Perkembangan otak janin sudah dimulai sejak sangat awal. Proses ini berlangsung cepat selama masa kehamilan dan terus berlanjut setelah bayi lahir. Fase penting terjadi pada trimester pertama, ketika tabung saraf mulai terbentuk, lalu mencapai tahap paling intens pada trimester ketiga dengan peningkatan berat otak serta pembentukan mielin, yaitu lapisan pelindung saraf. Untuk mendukung proses ini, asupan nutrisi seperti zat besi, DHA, dan asam folat memegang peranan yang sangat penting.
Kapan Perkembangan Otak Janin Dimulai?
Perkembangan otak janin dimulai sejak minggu-minggu awal kehamilan atau tepatnya di minggu ke-5 usia kehamilan.
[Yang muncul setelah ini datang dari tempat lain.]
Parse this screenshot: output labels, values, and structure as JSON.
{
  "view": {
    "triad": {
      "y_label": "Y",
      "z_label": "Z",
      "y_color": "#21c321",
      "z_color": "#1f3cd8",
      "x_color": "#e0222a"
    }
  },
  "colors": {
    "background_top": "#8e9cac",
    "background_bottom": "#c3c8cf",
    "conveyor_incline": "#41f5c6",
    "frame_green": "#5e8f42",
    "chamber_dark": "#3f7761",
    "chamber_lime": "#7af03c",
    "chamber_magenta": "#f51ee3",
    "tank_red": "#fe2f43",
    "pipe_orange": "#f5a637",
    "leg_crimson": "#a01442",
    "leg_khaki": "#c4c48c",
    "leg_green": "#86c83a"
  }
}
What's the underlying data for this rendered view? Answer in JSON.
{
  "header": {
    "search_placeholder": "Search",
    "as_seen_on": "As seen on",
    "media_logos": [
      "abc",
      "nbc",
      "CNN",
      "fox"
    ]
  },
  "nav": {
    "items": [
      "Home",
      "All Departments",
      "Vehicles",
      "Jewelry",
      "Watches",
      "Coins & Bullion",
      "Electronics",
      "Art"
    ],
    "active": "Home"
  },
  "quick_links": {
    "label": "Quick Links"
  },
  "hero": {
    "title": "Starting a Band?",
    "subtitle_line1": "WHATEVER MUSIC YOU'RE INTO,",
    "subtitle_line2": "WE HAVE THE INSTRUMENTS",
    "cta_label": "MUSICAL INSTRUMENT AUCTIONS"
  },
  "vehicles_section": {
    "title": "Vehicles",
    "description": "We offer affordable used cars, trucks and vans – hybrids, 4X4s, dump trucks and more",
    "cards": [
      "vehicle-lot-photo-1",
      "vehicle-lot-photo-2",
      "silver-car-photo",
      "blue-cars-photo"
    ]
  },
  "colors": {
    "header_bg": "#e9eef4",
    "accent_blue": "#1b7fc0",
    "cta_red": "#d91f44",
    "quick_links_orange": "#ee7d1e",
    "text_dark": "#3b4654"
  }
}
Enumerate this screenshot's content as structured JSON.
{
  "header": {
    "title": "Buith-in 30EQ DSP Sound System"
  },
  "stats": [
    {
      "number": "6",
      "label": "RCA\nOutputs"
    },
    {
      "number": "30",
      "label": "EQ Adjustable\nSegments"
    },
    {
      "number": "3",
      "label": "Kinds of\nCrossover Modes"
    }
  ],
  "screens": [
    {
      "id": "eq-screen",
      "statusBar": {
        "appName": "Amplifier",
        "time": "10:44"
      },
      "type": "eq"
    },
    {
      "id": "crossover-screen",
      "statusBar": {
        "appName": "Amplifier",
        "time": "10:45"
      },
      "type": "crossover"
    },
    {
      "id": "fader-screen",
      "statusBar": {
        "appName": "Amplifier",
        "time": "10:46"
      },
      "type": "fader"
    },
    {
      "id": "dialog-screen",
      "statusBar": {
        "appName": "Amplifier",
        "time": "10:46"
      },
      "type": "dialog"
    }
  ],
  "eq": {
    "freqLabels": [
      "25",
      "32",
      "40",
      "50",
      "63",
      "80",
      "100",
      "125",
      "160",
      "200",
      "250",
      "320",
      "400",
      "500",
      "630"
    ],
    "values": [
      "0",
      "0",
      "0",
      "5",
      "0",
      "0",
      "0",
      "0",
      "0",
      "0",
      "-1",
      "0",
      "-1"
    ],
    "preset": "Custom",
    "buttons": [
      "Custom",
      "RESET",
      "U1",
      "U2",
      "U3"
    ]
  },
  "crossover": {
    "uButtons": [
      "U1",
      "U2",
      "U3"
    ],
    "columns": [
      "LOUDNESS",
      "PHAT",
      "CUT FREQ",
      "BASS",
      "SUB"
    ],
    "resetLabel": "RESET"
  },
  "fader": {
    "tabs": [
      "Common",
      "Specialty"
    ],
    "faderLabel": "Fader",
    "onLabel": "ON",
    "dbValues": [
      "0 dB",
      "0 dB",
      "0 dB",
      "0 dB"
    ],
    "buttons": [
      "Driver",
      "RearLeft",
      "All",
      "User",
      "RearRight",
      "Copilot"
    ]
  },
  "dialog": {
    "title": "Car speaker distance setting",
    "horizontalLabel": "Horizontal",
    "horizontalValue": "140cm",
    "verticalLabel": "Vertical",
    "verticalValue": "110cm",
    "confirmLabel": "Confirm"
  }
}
Pada fase ini, terbentuk tabung saraf (neural tube) yang menjadi cikal bakal otak dan sumsum tulang belakang. Tabung saraf tersebut akan berkembang menjadi sistem saraf pusat yang mengatur seluruh fungsi tubuh.
Maka itu, fase awal kehamilan bisa dibilang sangat krusial sehingga Mama membutuhkan asupan nutrisi yang optimal.
Tahapan Perkembangan Otak Janin di Setiap Trimester
Setiap trimester memiliki peran penting dalam membentuk dan menyempurnakan fungsi otak janin. Berikut tahapan perkembangan dan pertumbuhan otak janin yang perlu Mama ketahui.
1. Trimester 1: Pembentukan Struktur Otak
Mengutip Healthline, pada trimester pertama, tabung saraf atau neural tube mulai terbentuk dan berkembang menjadi bagian dasar otak. Proses ini menjadi fondasi utama sistem saraf janin.
Setelah usia kehamilan 6-7 minggu, otak kemudian terbagi menjadi tiga bagian utama, yakni otak depan, otak tengah, dan otak belakang.
Struktur tersebut akan terus berkembang seiring bertambahnya usia kehamilan sampai membentuk cerebrum (otak besar), cerebellum (otak kecil), batang otak, kelenjar pituitari (hipofisis), dan hipotalamus.
2. Trimester Kedua: Pertumbuhan Neuron yang Pesat
Memasuki trimester kedua, terjadi peningkatan pembentukan neuron secara signifikan. Jaringan saraf mulai terbentuk dan saling terhubung.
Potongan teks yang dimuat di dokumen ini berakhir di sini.